Faculty Focus

Faculty Focus: January 2021

Get to know College Counselor and 17-year Fenwick veteran Ms. Emily Anderson, who also teaches health to Friars’ students and previously served as a Class Counselor.
What is your educational background?
EA: I attended Mt. Mansfield Union High School in Jericho, Vermont, and attained a bachelor's degree in psychology at North Park University in Chicago. A couple of years following, I obtained a master’s degree in social work at Loyola University Chicago, followed by a master’s in counseling from Northeastern Illinois University.

What did you do prior to becoming a counselor at Fenwick?
EA: I was an admissions officer at North Park University. I read applications, helped with admission decisions and aided high-school students with the admission process from the college side.

What are you currently reading for enjoyment?
EA: Currently I am reading The Splendid and the Vile by Erik Larson. It’s “a saga of Churchill, family and defiance during the blitz” [WWII] and is written by the same author who wrote Devil in the White City.
What interests do you pursue outside of the classroom?
EA: I love the theater and I love music, so I especially love musicals. I also love traveling. Lately, I have been able to travel internationally and I think it’s fair to say that I now have the “travel bug.” I am already planning my next trip for when we are able to travel again. I also have two young nephews whom I love to play with and who keep me well entertained.

To what teams and/or clubs did you belong as a student?
EA: Unfortunately, I was not (and still am not!) an athletic person. I’m lucky if I don’t hurt myself walking. Therefore, I got myself involved in theater in high school. I wasn’t the best on stage, but that didn’t matter. I loved the time spent with friends and, of course, our annual musical was always my favorite performance. I also was involved in choir in high school and was a member of my high school’s chapter of National Honor Society as well. In college I was a member of the Psychology Club and volunteered as a campus tour guide in our admission’s office for prospective students.

Which clubs/sports/activities do you run at Fenwick?
EA: In the past, I was the moderator for Speech Club, and currently I am the moderator for National Honor Society. I am also the Test Coordinator at Fenwick, meaning I organize and run the standardized testing (ACT and SAT) that is held here.

What quality/characteristic marks a Fenwick student?
EA: What I love most about our Fenwick students, and I think what makes our students unique, is their wide range of interests and their willingness to accept one another for these interests. Our students can be, and are, involved in anything. When it comes to participation in sports and clubs, stereotypes do not exist. Our students embrace their interests and individuality without the fears of labeling that may exist at other high schools.

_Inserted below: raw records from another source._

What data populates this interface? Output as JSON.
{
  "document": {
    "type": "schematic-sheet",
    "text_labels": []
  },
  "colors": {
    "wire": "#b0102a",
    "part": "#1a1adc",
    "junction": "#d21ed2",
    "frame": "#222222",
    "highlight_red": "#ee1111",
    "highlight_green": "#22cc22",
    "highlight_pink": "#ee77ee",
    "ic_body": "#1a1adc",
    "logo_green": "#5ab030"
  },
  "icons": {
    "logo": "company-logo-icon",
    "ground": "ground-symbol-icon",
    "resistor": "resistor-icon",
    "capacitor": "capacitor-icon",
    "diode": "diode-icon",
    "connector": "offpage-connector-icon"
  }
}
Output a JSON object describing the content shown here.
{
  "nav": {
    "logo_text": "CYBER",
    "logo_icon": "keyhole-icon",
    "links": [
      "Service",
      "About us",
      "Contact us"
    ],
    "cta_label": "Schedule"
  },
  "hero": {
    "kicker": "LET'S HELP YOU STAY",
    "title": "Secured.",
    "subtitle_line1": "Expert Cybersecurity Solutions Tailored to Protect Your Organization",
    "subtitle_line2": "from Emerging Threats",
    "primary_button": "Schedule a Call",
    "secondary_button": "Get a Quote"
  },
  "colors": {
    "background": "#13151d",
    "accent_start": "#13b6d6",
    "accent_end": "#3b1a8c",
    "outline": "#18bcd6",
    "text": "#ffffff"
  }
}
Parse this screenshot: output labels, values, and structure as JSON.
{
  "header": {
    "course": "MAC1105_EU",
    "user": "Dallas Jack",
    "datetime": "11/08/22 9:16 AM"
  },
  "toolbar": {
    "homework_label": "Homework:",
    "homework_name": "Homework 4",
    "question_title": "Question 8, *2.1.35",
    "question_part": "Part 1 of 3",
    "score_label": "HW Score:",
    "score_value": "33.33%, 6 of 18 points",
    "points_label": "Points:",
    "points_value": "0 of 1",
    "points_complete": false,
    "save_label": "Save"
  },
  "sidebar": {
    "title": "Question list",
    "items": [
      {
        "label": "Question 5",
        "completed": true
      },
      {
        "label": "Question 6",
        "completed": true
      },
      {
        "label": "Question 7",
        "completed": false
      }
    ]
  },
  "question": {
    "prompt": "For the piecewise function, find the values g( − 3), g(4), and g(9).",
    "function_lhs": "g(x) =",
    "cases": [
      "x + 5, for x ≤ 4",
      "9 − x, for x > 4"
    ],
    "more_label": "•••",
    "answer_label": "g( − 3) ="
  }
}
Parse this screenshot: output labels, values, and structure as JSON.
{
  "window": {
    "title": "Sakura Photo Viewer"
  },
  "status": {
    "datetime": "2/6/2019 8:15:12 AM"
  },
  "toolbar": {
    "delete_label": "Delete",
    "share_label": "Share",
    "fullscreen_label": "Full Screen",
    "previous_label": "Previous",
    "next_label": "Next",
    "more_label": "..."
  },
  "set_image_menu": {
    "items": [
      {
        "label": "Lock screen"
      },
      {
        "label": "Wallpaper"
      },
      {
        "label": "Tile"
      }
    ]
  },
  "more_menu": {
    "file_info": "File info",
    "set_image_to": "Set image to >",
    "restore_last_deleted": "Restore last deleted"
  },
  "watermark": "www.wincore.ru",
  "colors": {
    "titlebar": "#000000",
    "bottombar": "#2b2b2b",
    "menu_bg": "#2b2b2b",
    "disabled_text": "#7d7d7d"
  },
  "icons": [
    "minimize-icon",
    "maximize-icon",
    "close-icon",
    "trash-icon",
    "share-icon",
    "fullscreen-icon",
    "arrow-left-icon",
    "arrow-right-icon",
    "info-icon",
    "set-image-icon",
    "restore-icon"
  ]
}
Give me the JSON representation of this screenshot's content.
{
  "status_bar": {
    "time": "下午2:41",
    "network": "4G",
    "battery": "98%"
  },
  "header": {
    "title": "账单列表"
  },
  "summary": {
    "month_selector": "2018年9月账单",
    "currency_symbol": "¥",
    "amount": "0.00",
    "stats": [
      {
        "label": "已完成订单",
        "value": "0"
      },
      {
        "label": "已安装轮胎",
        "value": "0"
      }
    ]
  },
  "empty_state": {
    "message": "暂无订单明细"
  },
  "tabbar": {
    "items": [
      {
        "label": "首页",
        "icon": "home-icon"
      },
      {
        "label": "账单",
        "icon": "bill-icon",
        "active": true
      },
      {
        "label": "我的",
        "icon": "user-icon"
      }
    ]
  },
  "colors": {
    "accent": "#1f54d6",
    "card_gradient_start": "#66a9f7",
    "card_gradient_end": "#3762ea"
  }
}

When did you decide to become a counselor, and why did you choose this field?
EA: I have known since high school that I wanted a profession where I could help people and feel as if I was making a difference in their lives. I know that life can be challenging, and if there is any way I can make things a bit easier for someone, I want to do so. This is true for everyone, but particularly true for younger individuals. I can remember the challenges of high school and how hard it was to navigate not only the academic difficulties but the social difficulties as well. Now, as a college counselor, I am very excited to help guide students toward finding the perfect college for them -- one that not only will lead them toward success but will also provide the ideal college fit and experience. I hope that the support I provide can make a difference for someone, even if it is just a small one.

What personal strengths do you find especially helpful in counseling?
EA: As a counselor, one at times can share in the heartbreak of our students. Some of the challenges our youth face today are so much more extensive than what I experienced at their age. I think, as a counselor, it is incredibly important to not always fall to heartbreak ourselves, but to do our best to simply just be there. What students need most is support, a calming presence and a listening ear.

What are your favorite classes to teach?
EA: Health! I only teach Health, but I think even if I taught something else Health would be my favorite. It encompasses all that I find interesting and important. Strong mental health, physical health and emotional health is really all that counselors could wish for their students. Teaching individuals the importance of all three, and how best to attain it, is something that I thoroughly enjoy.

What is the greatest success you have had in counseling?
EA: Any time I have a student stop by to visit, or send me an email, after they have graduated from Fenwick is always so fulfilling. I love hearing how successful my students have become and, more importantly, how happy they are in life.

What challenges face students today?
EA: I feel that advances in technology are both a blessing and a curse. Obviously, this past year, without technology things would have been much more challenging. Technology has allowed us to teach, support and meet with our students remotely. It has allowed us to maintain contact with loved ones, even when we had to maintain physically distant.
However, for our young people, technology has also proven, in my opinion, to be a curse. When I was younger, if I was experiencing struggles socially, I knew I could go home and escape. Our young people today, due to technology, are not able to escape. They are constantly reminded of the parties they were not invited to, and any bullying occurring at school can continue to occur online once the student is home. Technology also can take away the personal, face-to-face contact and actual communication that is so important if one wants to feel a close connection with another person.